Optimum Energy Food: Balancing Your Diet Through Yin and Yang

A plate with light and dark colored food arranged into the yin-yang symbol.
According to Chinese thinking, good food is considered good medicine, and traditional Chinese doctors have always utilized the power of food to cure or relieve illness. (Image: Fuhrer via Pixabay)
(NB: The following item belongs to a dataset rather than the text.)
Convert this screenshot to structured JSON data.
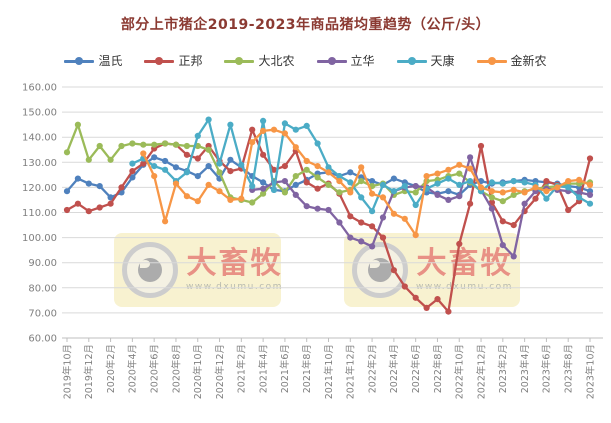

For thousands of years, this symbol has been recognized as two opposing forces in the universe working in harmony to achieve balance. This includes balancing your diet.

According to Chinese thinking, good food is considered good medicine, and traditional Chinese doctors have always utilized the power of food to cure or relieve illness. Only if a disease is very resistant will herbs and other healing methods be considered.

Chinese philosophy breaks down food into yin and yang, combining the two for best effect. Yin foods tend to have a calming and cooling effect on the body, while yang foods warm and stimulate. Processed foods devoid of fiber and laden with additives, refined sugar, and salt are considered toxic and not beneficial in gaining nutrients.

Balancing your diet is very important for your health.
Yin foods tend to have a calming and cooling effect on the body. (Image: via Pixabay)

If your energy is low and you are feeling tired, depressed, or sluggish, it makes sense to try these theories and increase yang foods. If you are stressed, anxious, over-excited, or angry, try the soothing yin foods. If life is in balance and you feel pretty good, then it may be best to adapt your diet by observing the external environment. If you are in a cold, damp, or wet place, then the predominantly yang diet would be best. If it is hot and dry, then the yin diet would be more suitable.

Macrobiotics, the practice of understanding the effect that food and lifestyle have on health, takes into consideration your individual health condition and physiology in relation to your geographical location and seasonal changes in climate.

Japanese teacher George Ohsawa cured himself of so-called “incurable” diseases at the age of 18 by eating a simple diet of brown rice, miso soup, and sea vegetables. These foods are in the middle of the yin and yang spectrum. He then devoted his life to the study, which he named macrobiotics.

Miso soup in a black bowl with a pair of chopsticks resting on the side.
Japanese teacher George Ohsawa cured himself of so-called ‘incurable’ diseases at the age of 18 by eating a simple diet of brown rice, miso soup, and sea vegetables. (Image: Lachlan Hardy via Flickr)

Macrobiotics is based on balancing your diet with yin/yang foods

The macrobiotic way of life encourages you to eat foods that are locally grown and in season, and to avoid foods that are considered to be extremely yin or extremely yang. Ohsawa claimed that the modern diet of excess salt, refined sugar, dairy products, processed foods, and red meat upsets the body’s yin/yang balance, which in turn leads to disease. The body is always seeking balance, so if you eat an extreme yang food, such as meat or salty chips, your body will crave an extreme yin food, such as sugar or tropical fruits. The extremes affect not only physical health, but also mental health and behavior.

Foods are also classified into five tastes — sour, bitter, sweet, pungent, and salty. Balancing your diet means having meals where each of the tastes is met, yet in moderate measures. Sour can be found in pickles or lemon, bitter in parsley or sesame seeds, sweet in brown rice syrup or apple sauce, pungent in watercress or garlic, and salty in miso. The right combination of each should leave the eater feeling satisfied.

In the case of illness, certain foods and tastes may be emphasized and others left out to regain harmony.